There’s other metrics you should watch as well: the deficit between a programmer’s estimate on time to fix a bug and actual time taken is honestly the only way to start getting good time-estimates. Which is another important point: metrics don’t just let you improve your product now, they help your staff get better at their jobs.

Similarly, it’s imperfect, but trends from time-lines of bugs open, and rates of bugs opened per unit time show interesting trends. I’ve found these to be good indicators of project completeness in the past, but these metrics are dangerous: it’s easy to be misled by this stuff, so treat such metrics with suitably large salt-grains.

He goes on to note Joel Spolsky’s objections to measuring programmer performance like this, which are in Spolsky’s article The Econ 101 Management Method. James says:

The example [Spolsky] gave was in reference to his company’s bug-tracking software, and he submitted that once you can measure the bugs-closed per unit time value, programmers will start artificially inflating their count by lying to the bug-tracker and to you. I frankly find this position a bit offensive, but if such situations exist it reflects poorly on management rather than the engineers.

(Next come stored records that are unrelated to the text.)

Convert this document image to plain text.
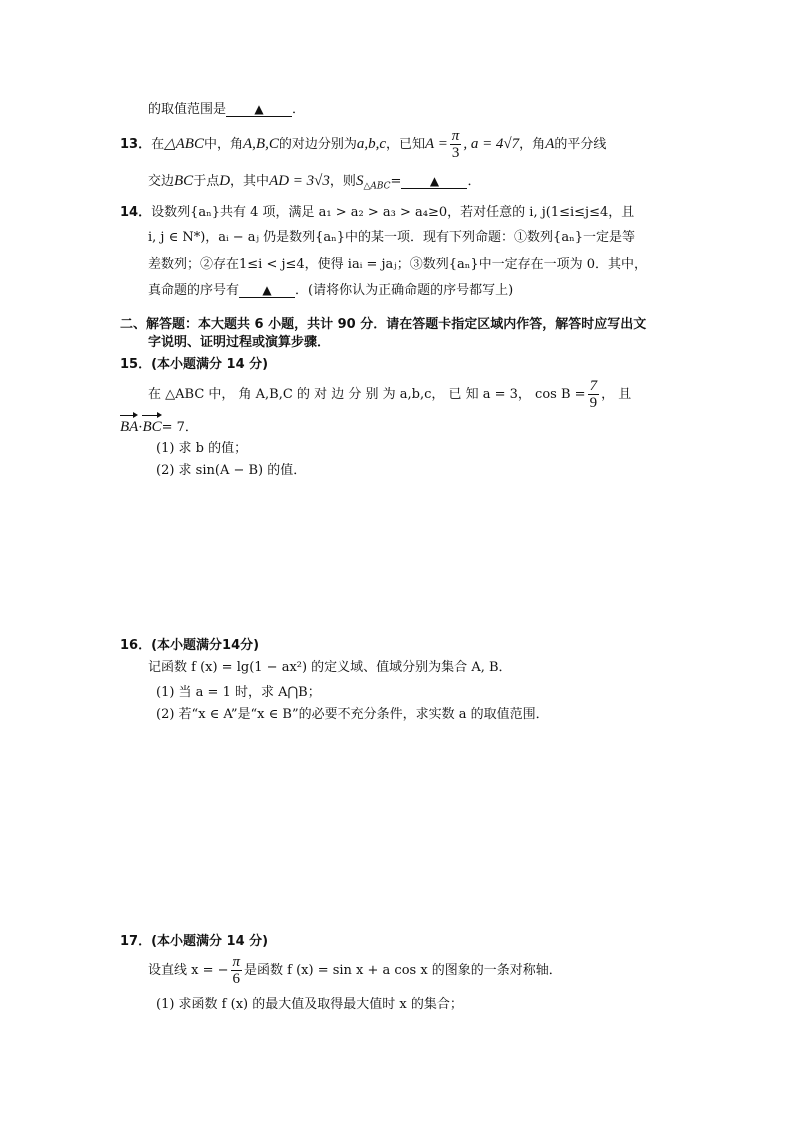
的取值范围是 ▲ ．
13．在△ABC中，角A,B,C的对边分别为a,b,c，已知$A = \frac{\pi}{3}$ , a = 4√7，角A的平分线
交边BC于点D，其中AD = 3√3，则$S_{\triangle ABC}=$ ▲ ．
14．设数列{aₙ}共有 4 项，满足 a₁ > a₂ > a₃ > a₄≥0，若对任意的 i, j(1≤i≤j≤4，且
i, j ∈ N*)，aᵢ − aⱼ 仍是数列{aₙ}中的某一项．现有下列命题：①数列{aₙ}一定是等
差数列；②存在1≤i < j≤4，使得 iaᵢ = jaⱼ；③数列{aₙ}中一定存在一项为 0．其中，
真命题的序号有 ▲ ．(请将你认为正确命题的序号都写上)
二、解答题：本大题共 6 小题，共计 90 分．请在答题卡指定区域内作答，解答时应写出文
字说明、证明过程或演算步骤．
15．(本小题满分 14 分)
在 △ABC 中， 角 A,B,C 的 对 边 分 别 为 a,b,c， 已 知 a = 3， $\cos B = \frac{7}{9}$ ， 且
BA·BC= 7．
(1) 求 b 的值；
(2) 求 sin(A − B) 的值．
16．(本小题满分14分)
记函数 f (x) = lg(1 − ax²) 的定义域、值域分别为集合 A, B．
(1) 当 a = 1 时，求 A⋂B；
(2) 若“x ∈ A”是“x ∈ B”的必要不充分条件，求实数 a 的取值范围．
17．(本小题满分 14 分)
设直线 x = − $\frac{\pi}{6}$ 是函数 f (x) = sin x + a cos x 的图象的一条对称轴．
(1) 求函数 f (x) 的最大值及取得最大值时 x 的集合；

You need to be accepting of metrics that show problems, because if people hide the problems, you can’t solve them, but similarly: if you can’t measure, or, don’t look for the problems, you can’t solve them either.

Spolsky has an argument from psychology too, which I’ll get to, but first I thought it was worth noting that while James who is (let’s stipulate) a good manager needs to work with, optimise around or fire bad engineers occasionally, we as (let’s stipulate) good engineers need to defend ourselves against bad managers. I can come up with all kinds of amusing or horrifying stories about managers who’ve gotten bees in their bonnet about various metrics or other ‘signs’ that a project is going well or badly, or that they’re being undermined or are about to get a bonus or whatever. For every manager who is trying to notice patterns like every time you tell me a bug fix is going to take a day, it actually takes a month there’s one who is roaming around reminding people triumphantly that all version control commit messages must have at least 100 words in them. [I should note that this example is hypothetical: no actual crazy managers were harmed in the making of this blog entry. That said, I’m sure there’s some manager out there doing this right now.]

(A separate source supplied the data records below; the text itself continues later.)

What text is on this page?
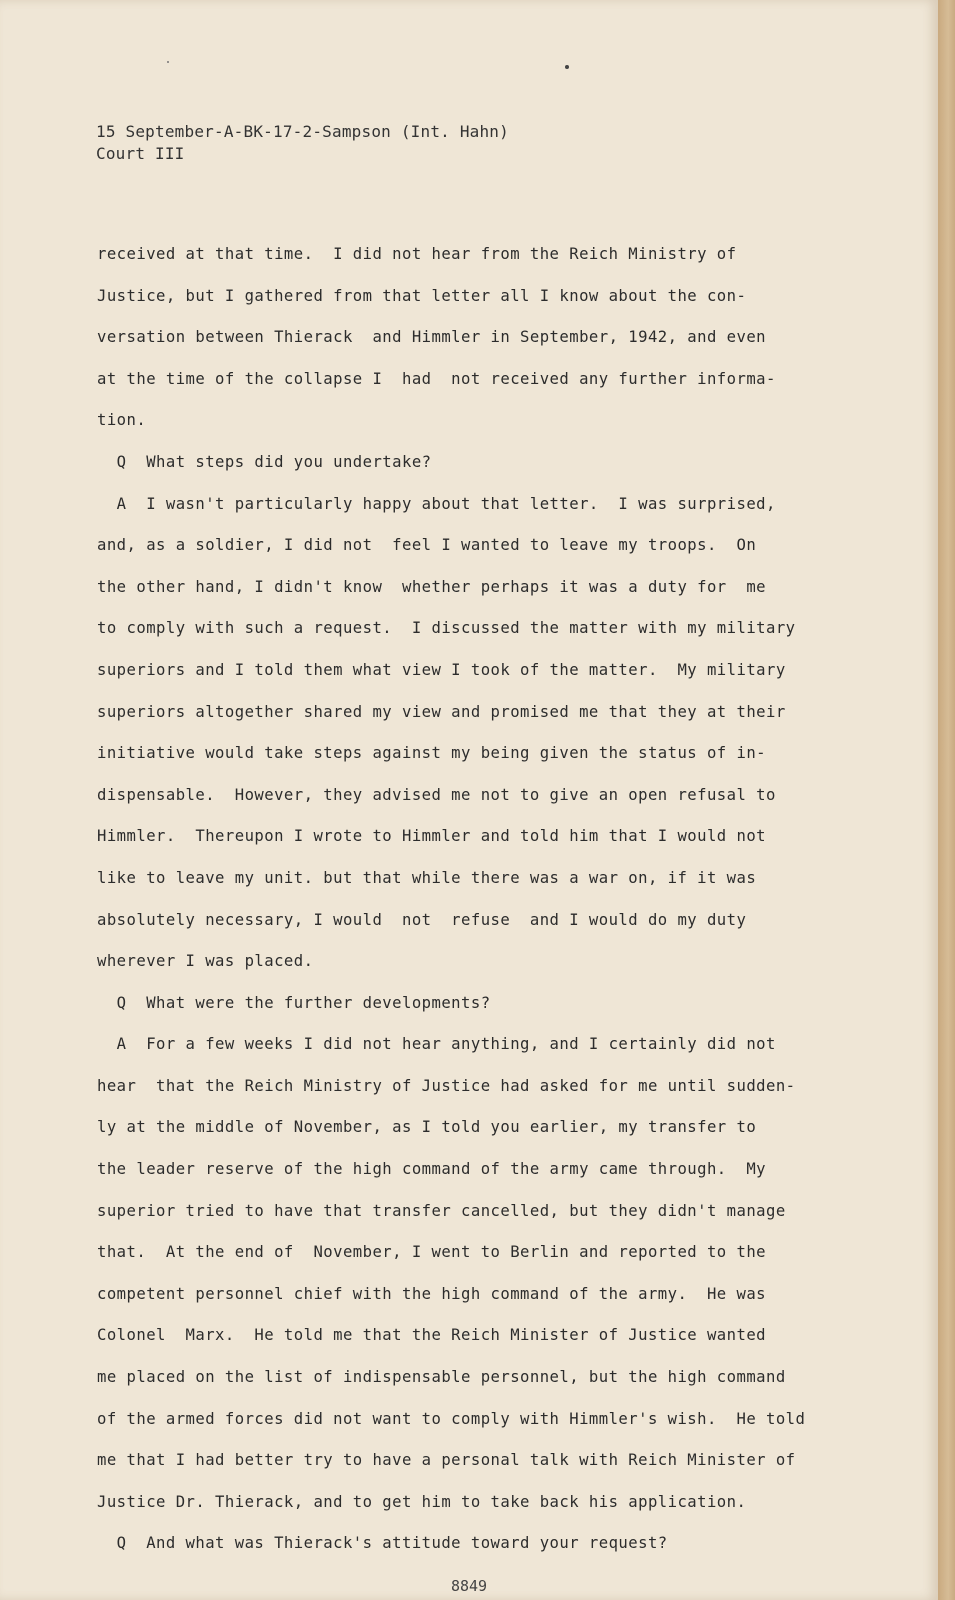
15 September-A-BK-17-2-Sampson (Int. Hahn)
Court III
received at that time.  I did not hear from the Reich Ministry of
Justice, but I gathered from that letter all I know about the con-
versation between Thierack  and Himmler in September, 1942, and even
at the time of the collapse I  had  not received any further informa-
tion.
Q  What steps did you undertake?
A  I wasn't particularly happy about that letter.  I was surprised,
and, as a soldier, I did not  feel I wanted to leave my troops.  On
the other hand, I didn't know  whether perhaps it was a duty for  me
to comply with such a request.  I discussed the matter with my military
superiors and I told them what view I took of the matter.  My military
superiors altogether shared my view and promised me that they at their
initiative would take steps against my being given the status of in-
dispensable.  However, they advised me not to give an open refusal to
Himmler.  Thereupon I wrote to Himmler and told him that I would not
like to leave my unit. but that while there was a war on, if it was
absolutely necessary, I would  not  refuse  and I would do my duty
wherever I was placed.
Q  What were the further developments?
A  For a few weeks I did not hear anything, and I certainly did not
hear  that the Reich Ministry of Justice had asked for me until sudden-
ly at the middle of November, as I told you earlier, my transfer to
the leader reserve of the high command of the army came through.  My
superior tried to have that transfer cancelled, but they didn't manage
that.  At the end of  November, I went to Berlin and reported to the
competent personnel chief with the high command of the army.  He was
Colonel  Marx.  He told me that the Reich Minister of Justice wanted
me placed on the list of indispensable personnel, but the high command
of the armed forces did not want to comply with Himmler's wish.  He told
me that I had better try to have a personal talk with Reich Minister of
Justice Dr. Thierack, and to get him to take back his application.
Q  And what was Thierack's attitude toward your request?
8849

That’s a bad manager! isn’t much consolation when you work under said manager.

Anyway, as far as it goes, I suppose Spolsky’s point is that programmer performance is unlikely to be measured by a single metric any more than product quality is in James’s post, with increases in speed needing to be balanced against security, stability and maintainability metrics. But, if you do make the mistake of relying on a single metric for product quality, as James notes, you get a very fast piece of software which barely works. That’s one thing. But Spolsky is arguing that if you rely on a single metric for programmer quality, you not only get say, a low bug count at the expense of tests, you also get worse programmers:

Intrinsic motivation is your own, natural desire to do things well… Extrinsic motivation is a motivation that comes from outside, like when you’re paid to achieve something specific.

Intrinsic motivation is much stronger than extrinsic motivation. People work much harder at things that they actually want to do. That’s not very controversial.

But when you offer people money to do things that they wanted to do, anyway, they suffer from something called the Overjustification Effect. “I must be writing bug-free code because I like the money I get for it,” they think, and the extrinsic motivation displaces the intrinsic motivation. Since extrinsic motivation is a much weaker effect, the net result is that you’ve actually reduced their desire to do a good job.

So Spolsky has a point beyond you’ve got to be careful that you don’t mistake the metric for what it’s measuring, although that’s part of his point. This is a point that scientific method training hammers into you: you need metrics to help you decide what reality is doing, but the metric is not the same thing as reality, it is only ever an approximation to it, and is only good insofar as it is a useful approximation.

Spolsky’s other point is that regardless of whether you, the stipulated good manager, mistake the metric for reality, the people judged based on the metric will: they’ll even start mistaking the metric for their conscience. This, I think, is a point James hasn’t addressed yet.